Proposal Title: NSF-FO: Closed-loop neuromodulation for chronic pain

Pain is a complex and multi-dimensional experience that nevertheless occurs commonly in people's daily lives. Chronic pain affects 1.5 billion people worldwide and has contributed to major healthcare costs. The treatment of chronic pain remains insufficient, highlighted by the current opioid epidemic. In the past few decades, neuroscience research has provided accumulating knowledge of pain processing in the central nervous system. However, effective analgesic options with limited side effects remain elusive, in large part because the neural mechanism for how chronic pain is perceived and modulated in the brain is poorly understood. This proposal tries to challenge the status quo using chronic pain-treated rodent models. The use of rodent models would allow researchers to examine the brain activity at specific localized neural circuits at a cellular resolution, and to further provide a guideline for neuromodulation-based pain treatment. The project has great translational potential to advance personalized pain medicine and provide therapy for the chronic pain associated with a wide range of neuropsychiatric disorders. This project will also promote education and diversity in training undergraduate/graduate students or postdoctoral fellows, and will be committed to data sharing and outreach activity in order to maximize the benefit to society.
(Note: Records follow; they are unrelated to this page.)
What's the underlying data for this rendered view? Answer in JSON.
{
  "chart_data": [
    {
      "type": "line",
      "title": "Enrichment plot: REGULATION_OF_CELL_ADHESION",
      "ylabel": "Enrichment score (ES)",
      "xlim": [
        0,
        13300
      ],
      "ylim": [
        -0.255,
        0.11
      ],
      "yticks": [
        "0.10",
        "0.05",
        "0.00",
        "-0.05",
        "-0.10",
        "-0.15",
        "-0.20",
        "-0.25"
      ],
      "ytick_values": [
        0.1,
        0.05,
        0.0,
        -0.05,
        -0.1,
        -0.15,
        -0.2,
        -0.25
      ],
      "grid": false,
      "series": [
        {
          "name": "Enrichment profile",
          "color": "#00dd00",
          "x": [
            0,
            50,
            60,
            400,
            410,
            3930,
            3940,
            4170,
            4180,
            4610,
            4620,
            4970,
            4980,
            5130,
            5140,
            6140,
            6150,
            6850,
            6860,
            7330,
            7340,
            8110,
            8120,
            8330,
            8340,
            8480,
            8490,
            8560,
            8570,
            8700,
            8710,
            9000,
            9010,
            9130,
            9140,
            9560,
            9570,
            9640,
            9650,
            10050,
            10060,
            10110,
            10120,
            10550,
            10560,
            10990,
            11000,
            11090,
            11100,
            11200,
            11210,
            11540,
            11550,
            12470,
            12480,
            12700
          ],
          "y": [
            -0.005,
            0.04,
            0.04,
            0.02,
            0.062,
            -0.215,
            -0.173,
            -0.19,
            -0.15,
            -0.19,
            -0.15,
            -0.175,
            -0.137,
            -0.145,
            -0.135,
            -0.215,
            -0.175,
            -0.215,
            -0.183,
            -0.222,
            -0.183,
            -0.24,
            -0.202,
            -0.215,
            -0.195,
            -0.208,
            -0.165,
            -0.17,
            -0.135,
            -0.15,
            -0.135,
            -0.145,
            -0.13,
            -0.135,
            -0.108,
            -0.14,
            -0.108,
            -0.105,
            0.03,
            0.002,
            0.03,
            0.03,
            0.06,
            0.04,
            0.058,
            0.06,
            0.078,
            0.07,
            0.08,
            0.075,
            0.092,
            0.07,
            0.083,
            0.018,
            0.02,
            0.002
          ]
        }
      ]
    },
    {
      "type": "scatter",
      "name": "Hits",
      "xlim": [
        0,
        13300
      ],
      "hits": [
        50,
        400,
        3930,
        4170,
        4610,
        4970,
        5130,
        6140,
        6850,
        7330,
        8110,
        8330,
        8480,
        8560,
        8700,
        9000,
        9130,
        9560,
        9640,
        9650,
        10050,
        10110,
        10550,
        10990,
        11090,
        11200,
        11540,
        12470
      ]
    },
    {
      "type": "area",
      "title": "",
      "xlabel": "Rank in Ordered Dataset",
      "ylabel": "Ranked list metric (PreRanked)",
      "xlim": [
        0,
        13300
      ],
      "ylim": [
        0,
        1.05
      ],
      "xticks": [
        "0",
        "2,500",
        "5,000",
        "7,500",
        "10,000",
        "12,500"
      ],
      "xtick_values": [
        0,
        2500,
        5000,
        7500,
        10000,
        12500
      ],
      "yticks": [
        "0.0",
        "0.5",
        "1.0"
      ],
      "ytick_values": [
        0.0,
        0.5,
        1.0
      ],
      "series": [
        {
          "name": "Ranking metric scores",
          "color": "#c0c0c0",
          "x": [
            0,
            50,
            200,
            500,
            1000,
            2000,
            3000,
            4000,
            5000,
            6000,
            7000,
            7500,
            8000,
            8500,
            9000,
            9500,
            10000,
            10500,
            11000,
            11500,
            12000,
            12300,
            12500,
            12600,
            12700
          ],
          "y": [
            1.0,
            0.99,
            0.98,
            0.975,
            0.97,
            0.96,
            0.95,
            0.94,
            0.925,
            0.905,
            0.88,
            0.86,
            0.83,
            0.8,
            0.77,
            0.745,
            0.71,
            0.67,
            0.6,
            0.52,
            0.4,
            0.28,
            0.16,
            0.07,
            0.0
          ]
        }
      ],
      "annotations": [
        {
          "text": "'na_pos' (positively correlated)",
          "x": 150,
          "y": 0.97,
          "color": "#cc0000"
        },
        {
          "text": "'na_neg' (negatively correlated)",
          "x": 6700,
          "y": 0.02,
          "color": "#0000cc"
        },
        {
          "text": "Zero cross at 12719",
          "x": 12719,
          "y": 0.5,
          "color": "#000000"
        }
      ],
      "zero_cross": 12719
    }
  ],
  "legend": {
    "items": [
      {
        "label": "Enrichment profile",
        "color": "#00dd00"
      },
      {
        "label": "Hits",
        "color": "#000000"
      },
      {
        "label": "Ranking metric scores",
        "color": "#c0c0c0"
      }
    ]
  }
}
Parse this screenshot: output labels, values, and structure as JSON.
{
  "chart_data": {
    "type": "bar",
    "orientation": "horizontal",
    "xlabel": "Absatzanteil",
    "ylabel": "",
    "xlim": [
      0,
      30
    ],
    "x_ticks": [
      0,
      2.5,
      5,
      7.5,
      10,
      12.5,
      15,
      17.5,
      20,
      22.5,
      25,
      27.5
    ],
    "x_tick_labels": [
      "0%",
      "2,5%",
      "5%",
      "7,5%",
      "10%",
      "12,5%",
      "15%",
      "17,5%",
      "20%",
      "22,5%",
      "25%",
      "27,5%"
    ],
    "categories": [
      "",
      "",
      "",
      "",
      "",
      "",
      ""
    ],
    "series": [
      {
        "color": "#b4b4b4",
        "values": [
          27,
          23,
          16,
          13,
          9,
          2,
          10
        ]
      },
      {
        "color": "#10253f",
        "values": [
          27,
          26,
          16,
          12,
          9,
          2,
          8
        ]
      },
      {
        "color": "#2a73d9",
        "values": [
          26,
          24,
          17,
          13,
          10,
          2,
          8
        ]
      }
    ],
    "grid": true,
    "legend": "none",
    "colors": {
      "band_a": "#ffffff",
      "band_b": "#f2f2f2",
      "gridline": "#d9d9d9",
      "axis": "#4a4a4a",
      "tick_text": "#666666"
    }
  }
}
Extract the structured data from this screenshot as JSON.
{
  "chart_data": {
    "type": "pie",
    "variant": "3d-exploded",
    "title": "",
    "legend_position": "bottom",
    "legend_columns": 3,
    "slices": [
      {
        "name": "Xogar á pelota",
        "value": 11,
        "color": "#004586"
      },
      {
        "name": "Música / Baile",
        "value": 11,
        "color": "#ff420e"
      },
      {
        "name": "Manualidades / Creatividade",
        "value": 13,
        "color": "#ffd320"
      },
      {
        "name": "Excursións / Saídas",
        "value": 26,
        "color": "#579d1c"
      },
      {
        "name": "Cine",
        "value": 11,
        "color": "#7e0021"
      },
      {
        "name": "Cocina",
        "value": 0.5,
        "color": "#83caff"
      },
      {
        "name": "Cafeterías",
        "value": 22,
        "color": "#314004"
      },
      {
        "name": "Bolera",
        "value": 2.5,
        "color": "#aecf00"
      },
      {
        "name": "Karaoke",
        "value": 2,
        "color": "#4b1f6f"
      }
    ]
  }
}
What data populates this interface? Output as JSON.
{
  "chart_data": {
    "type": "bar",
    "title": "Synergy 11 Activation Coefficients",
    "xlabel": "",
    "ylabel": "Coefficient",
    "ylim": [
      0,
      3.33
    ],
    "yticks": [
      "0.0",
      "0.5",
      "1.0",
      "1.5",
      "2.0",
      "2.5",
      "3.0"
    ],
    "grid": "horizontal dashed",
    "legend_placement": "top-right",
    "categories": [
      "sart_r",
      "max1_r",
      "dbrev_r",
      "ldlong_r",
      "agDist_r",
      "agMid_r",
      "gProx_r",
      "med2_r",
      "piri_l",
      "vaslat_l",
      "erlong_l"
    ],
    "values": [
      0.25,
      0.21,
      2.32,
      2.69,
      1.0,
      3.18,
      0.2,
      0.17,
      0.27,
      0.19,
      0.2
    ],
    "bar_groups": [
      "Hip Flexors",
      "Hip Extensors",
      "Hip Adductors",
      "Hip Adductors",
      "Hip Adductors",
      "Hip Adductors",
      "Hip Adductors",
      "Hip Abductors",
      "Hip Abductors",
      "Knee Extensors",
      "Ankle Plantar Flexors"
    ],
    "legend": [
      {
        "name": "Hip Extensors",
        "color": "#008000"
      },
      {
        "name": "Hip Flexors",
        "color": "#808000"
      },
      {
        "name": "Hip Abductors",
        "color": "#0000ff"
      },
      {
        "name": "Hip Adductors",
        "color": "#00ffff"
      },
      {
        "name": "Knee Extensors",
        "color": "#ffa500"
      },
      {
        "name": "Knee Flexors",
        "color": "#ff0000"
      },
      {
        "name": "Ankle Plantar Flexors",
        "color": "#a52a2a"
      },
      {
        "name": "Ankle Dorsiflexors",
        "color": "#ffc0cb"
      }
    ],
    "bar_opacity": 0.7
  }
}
This research project will integrate behavior and electrophysiology studies to investigate the causal impact of neuromodulation on neocortical circuits in chronic pain conditions. The ultimate objective of this proposal is to develop a noninvasive brain machine interface system for detecting and relieving chronic pain in a rodent model. On the one hand, this project will investigate examine basic neuroscience questions regarding the neural variability underlying complex sensory and affective processes. On the other hand, this project will investigate a minimally invasive neuromodulation strategy for treating chronic pain. In Aim 1, in vivo extracellular neural activity (including the ensemble spike activity and local field potentials) will be recorded from the primary somatosensory cortex and anterior cingulate cortex of freely behaving chronic pain-treated rats. This will allow researchers to characterize nociceptive response variability under different chronic pain conditions. In Aim 2, a closed-loop rodent neuromodulation interface will be developed for chronic pain control, which combines the detection of pain signals (?detection arm?) and neuromodualtion (?treatment arm?). This aim will optimize neural signal processing using multi-region local field potentials and further leverage advances in neuromodulation techniques to employ epicranial current stimulation on the targeted brain region (such as the primary motor cortex). In Aim 3, the current stimulation parameters (e.g., intensity and duration) will be optimized using online neurofeedback to improve the efficacy of neuromodulation in light of reinforcement learning. In summary, the brain-machine interface system will tease apart the mechanism of cortical pain circuits, and characterize the nociceptive response variability under different (inflammatory vs. neuropathic) chronic pain conditions. Together, these results will reveal novel insights into circuit mechanisms of chronic pain.

This award reflects NSF's statutory mission and has been deemed worthy of support through evaluation using the Foundation's intellectual merit and broader impacts review criteria.